Eventually wire-tap evidence caught a number of phone calls made by Gallinger and Taylor to James Tamer. In February of 1948, a conversation was recorded between Gallinger and Tamer. Gallinger informed Tamer that he wasn't feeling like he'd play very well tonight, and also that Boston would be without a key player. Tamer then called Taylor and told him to bet $500 that the Bruins would lose. The Detroit police passed the information about the call to the NHL. The wiretaps were illegally obtained, so the police were not able to press charges against either player. However it was enough evidence for Campbell to take action.

In private interviews with Boston GM Art Ross, Gallinger maintained his innocence, fearing admitting what he did would shame his father. Ross approached Gallinger's father, offering to send Gallinger to a psychiatrist in Toronto. Gallinger's father presented to idea to Gallinger. Years later Gallinger would realize that Ross was offering him a way out, but at the time he missed it and turned it down.

One of Gallinger’s biggest mistakes was that he denied any wrongdoing and only confessed to his indiscretions after the evidence against him was so insurmountable it couldn’t be refuted.

Gallinger later admitted the details of the operation. "My bets varied from $250 to a $1000 a game," Gallinger said "My instructions from the guy," he continued, meaning Tamer, "Were to bet on what I knew of the team's attitude and our injuries." Gallinger insisted that while he began to bet three months before the scandal was disclosed, only eight or nine games were actually involved.

On March 9, 1948, Gallinger was suspended indefinitely from the NHL.

Billy Taylor never once asked for a pardon, but Gallinger never gave up the quest for reinstatement. In 1951, 1955 and 1963 he made desperate appeals. The NHL never wavered.

Without the protection of a union and with the wrath of Campbell falling upon him, Gallinger was doomed. One thing that irked Gallinger after the fact was that Babe Pratt of the Toronto Maple Leafs was found guilty of gambling on Maple Leafs victories in 1946 and received only a nine-game suspension because he owned up to his misdeeds immediately. Twenty years later, Pratt was inducted into the Hall of Fame.

Campbell, eager to stamp out players betting in the NHL, would not give Gallinger the same treatment. Gallinger was given a lifetime ban. After Pratt's incident, the NHL had changed its bylaws to make it impossible for a player to appeal a punishment if they had been found to have bet on a game.

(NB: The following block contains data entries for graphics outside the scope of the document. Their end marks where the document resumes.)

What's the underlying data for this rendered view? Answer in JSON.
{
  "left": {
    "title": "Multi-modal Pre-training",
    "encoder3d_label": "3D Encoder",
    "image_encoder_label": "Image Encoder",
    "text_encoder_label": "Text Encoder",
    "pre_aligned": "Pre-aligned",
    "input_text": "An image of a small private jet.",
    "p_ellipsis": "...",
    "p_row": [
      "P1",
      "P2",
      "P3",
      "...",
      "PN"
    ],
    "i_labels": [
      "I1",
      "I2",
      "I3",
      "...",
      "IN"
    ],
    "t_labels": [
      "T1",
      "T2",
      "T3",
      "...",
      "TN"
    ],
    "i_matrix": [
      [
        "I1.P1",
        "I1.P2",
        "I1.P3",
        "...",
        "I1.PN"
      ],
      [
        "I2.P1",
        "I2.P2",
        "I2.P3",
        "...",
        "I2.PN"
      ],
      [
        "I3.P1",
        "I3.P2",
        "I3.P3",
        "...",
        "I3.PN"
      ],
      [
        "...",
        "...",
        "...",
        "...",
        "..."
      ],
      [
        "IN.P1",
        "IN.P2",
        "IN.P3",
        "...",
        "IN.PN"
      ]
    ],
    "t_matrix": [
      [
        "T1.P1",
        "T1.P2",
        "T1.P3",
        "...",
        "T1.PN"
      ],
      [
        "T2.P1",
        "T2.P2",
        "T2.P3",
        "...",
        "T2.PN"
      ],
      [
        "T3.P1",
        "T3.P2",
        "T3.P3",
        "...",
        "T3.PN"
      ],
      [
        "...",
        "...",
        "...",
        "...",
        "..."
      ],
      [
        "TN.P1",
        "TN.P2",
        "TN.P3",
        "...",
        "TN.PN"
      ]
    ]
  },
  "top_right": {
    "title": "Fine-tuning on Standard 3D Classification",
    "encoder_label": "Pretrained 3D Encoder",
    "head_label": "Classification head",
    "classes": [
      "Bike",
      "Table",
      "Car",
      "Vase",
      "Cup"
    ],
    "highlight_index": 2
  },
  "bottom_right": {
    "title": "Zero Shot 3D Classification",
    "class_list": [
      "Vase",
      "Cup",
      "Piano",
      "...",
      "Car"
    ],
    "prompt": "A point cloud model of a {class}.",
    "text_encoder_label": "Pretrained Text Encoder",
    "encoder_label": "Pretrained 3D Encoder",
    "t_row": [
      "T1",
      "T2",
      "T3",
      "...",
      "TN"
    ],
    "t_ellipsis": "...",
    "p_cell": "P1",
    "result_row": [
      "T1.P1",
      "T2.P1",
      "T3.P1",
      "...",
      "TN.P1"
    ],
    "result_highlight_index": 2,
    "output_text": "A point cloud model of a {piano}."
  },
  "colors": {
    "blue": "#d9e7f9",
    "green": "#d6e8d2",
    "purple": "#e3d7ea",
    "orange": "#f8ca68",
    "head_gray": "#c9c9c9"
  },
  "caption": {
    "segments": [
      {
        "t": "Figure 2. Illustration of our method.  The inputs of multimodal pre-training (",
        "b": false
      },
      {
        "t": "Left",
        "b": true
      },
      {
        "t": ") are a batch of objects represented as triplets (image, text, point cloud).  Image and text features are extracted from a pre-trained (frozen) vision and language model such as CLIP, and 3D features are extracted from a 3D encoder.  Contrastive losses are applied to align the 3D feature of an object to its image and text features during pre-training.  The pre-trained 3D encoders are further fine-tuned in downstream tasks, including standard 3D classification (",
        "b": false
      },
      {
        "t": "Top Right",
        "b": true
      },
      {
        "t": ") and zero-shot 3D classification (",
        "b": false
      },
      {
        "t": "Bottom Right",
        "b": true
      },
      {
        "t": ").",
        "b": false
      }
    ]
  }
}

In 1970, Gallinger's and Billy Taylor had their suspension lifted.

Nobody knows how good Gallinger could have been as an NHL player if he hadn’t gotten involved in the criminal underbelly of gambling. He was a terrific skater, a heads-up player who could play both ends of the ice, and he had a very respectable 65 goals and 153 points in 222 career games when he was banned. It’s doubtful he would have followed his childhood pal Kennedy into the Hall of Fame, but he likely would have enjoyed a long and productive career.

At the time of his death in 2000, Gallinger was living in a 10-by-15-foot apartment in Burlington, Ont. His son Don Jr. said his father’s living space was crammed with old newspapers and articles about his own hockey career and attempts to have his name cleared. Only about a dozen people showed up to his funeral in his native Port Colborne, Ont. One of them was his childhood friend and Hall of Famer Ted Kennedy. Several business ventures had failed and he wasn’t a rich man. His NHL retirement income was $37 a month. His son paid the $8,000 to give his father a dignified burial.